Construit il y a près de 50 ans, le siphon arrive aujourd’hui en fin de vie. Vieillissant et difficile à entretenir, notamment parce qu’une partie importante de l’ouvrage se trouve en domaine privé, il est également confronté à d’importants apports d’eaux claires parasites qui perturbent le fonctionnement du réseau.
« L’objectif du projet est double : remplacer et redimensionner le siphon, mais aussi reprendre les réseaux en amont et en aval afin d’améliorer l’écoulement », précise Laura Chevalier, chargée d’opérations d’assainissement, qui a assuré la visite.
Plusieurs solutions ont été étudiées pour franchir l’Yerres, dont le recours à un micro-tunnelier. La solution privilégiée, moins onéreuse et invasive, prévoit finalement une intervention en tranchée dans le lit de la rivière, de l’autre côté du vieux pont.
La tranchée sera réalisée directement dans le lit de la rivière, à l’aide de batardeaux permettant de travailler successivement sur une partie de la rivière puis sur l’autre. Le tuyau, pré-assemblé et soudé en laboratoire sur toute sa longueur, sera ensuite posé dans la tranchée avant son remblaiement.
Cette intervention tiendra compte de la présence de pieux en bois sous le pont. Des essais de pompage et un suivi des niveaux d’eau sont notamment prévus afin de limiter tout risque pour ces fondations anciennes.
À ces contraintes s’ajoutent la présence de nombreux réseaux de concessionnaires, une zone humide, des sols présentant des pollutions superficielles, des enjeux archéologiques autour du lavoir et des accès particulièrement difficiles côté aval, notamment en raison de propriétés privées.

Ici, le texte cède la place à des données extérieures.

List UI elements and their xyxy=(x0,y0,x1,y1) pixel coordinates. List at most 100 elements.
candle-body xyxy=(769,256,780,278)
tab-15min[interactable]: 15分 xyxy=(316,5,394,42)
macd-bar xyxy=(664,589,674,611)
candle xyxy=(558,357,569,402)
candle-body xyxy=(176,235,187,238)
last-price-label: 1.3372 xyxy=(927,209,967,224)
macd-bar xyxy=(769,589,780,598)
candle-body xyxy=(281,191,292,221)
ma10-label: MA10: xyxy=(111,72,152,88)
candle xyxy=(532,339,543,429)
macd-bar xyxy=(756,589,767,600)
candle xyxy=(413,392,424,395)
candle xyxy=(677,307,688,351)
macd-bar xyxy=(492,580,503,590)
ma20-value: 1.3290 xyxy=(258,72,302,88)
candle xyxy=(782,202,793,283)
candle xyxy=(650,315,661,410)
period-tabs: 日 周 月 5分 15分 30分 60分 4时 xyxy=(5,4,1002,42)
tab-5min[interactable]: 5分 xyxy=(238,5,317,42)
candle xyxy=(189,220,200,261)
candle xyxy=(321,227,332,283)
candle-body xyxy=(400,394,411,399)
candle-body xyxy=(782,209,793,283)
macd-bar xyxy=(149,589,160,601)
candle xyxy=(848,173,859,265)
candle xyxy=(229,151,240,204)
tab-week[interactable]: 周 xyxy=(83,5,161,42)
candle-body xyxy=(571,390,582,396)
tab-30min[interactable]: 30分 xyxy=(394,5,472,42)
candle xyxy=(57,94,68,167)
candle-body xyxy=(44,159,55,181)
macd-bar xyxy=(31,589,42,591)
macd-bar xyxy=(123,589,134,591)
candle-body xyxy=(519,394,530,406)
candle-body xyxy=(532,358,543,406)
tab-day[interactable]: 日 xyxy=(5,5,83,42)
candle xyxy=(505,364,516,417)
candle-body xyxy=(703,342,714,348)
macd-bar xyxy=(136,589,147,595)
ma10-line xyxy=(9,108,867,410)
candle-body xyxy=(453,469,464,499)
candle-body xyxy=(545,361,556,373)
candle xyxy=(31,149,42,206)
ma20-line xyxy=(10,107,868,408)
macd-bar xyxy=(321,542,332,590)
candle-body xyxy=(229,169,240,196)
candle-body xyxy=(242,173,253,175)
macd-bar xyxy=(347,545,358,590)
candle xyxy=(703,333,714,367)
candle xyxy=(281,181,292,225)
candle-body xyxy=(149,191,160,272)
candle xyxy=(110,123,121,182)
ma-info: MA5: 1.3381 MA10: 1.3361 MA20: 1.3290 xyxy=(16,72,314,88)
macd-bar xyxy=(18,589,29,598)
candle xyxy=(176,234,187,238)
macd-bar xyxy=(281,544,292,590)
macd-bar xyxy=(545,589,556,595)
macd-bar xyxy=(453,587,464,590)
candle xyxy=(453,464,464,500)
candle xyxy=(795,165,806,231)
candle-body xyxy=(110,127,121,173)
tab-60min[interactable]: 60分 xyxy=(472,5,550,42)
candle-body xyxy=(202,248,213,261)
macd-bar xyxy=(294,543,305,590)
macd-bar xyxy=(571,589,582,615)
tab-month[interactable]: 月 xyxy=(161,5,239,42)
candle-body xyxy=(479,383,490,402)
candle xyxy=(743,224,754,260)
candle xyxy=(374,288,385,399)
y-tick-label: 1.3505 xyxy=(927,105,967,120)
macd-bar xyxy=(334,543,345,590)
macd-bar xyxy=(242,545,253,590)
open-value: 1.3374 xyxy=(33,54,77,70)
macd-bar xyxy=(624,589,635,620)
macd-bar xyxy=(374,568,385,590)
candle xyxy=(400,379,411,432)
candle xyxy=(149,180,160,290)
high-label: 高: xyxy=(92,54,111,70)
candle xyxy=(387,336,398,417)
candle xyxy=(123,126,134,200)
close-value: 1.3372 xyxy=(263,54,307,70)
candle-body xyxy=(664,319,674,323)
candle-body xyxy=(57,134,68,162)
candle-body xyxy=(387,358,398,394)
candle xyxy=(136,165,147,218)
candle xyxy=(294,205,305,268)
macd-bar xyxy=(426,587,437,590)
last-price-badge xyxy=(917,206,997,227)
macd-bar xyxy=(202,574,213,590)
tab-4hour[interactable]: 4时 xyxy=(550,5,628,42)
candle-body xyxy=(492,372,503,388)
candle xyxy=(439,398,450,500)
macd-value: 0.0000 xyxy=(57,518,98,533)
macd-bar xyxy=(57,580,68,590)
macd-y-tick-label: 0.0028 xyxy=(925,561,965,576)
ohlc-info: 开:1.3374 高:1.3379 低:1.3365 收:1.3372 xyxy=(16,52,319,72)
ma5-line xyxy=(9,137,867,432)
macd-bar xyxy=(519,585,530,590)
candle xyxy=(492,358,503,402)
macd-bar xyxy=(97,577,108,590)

De nombreuses études ont déjà été réalisées ou sont encore en cours : modélisation hydraulique, géodétection, études géotechniques, relevé bathymétrique, délimitation de la zone humide, analyses des sols et inspection télévisée des réseaux.
Une étude hydraulique complémentaire est également menée afin d’identifier les différents apports d’eaux pluviales arrivant dans le réseau d’eaux usées en amont.
« Le projet nécessite par ailleurs plusieurs démarches réglementaires, notamment auprès de la police de l’eau, de la Commission départementales de la nature, des paysages et des sites mais aussi des Architectes des Bâtiments de France, ainsi que la régularisation de certaines questions foncières et donc des délais de traitement. »
Le coût des travaux est estimé à 2 millions d’euros. Une aide devrait être attribuée par l’Agence de l’Eau Seine-Normandie qui a déjà versé une subvention de 30 000 euros pour les études préliminaires (85 000 €).
En attendant le renouvellement du siphon dont les travaux devraient intervenir en juin 2027, le SyAGE a créé dès 2020 un by-pass (c’est une canalisation ou un dispositif temporaire qui permet de faire passer les eaux usées par un autre chemin lorsqu’on doit intervenir sur une canalisation ou un ouvrage existant). afin de limiter les conséquences des débordements de la rivière et de protéger les riverains concernés.
Ce dispositif restera en fonctionnement jusqu’à la mise en service du nouveau siphon, prévue fin 2027, avant d’être déposé.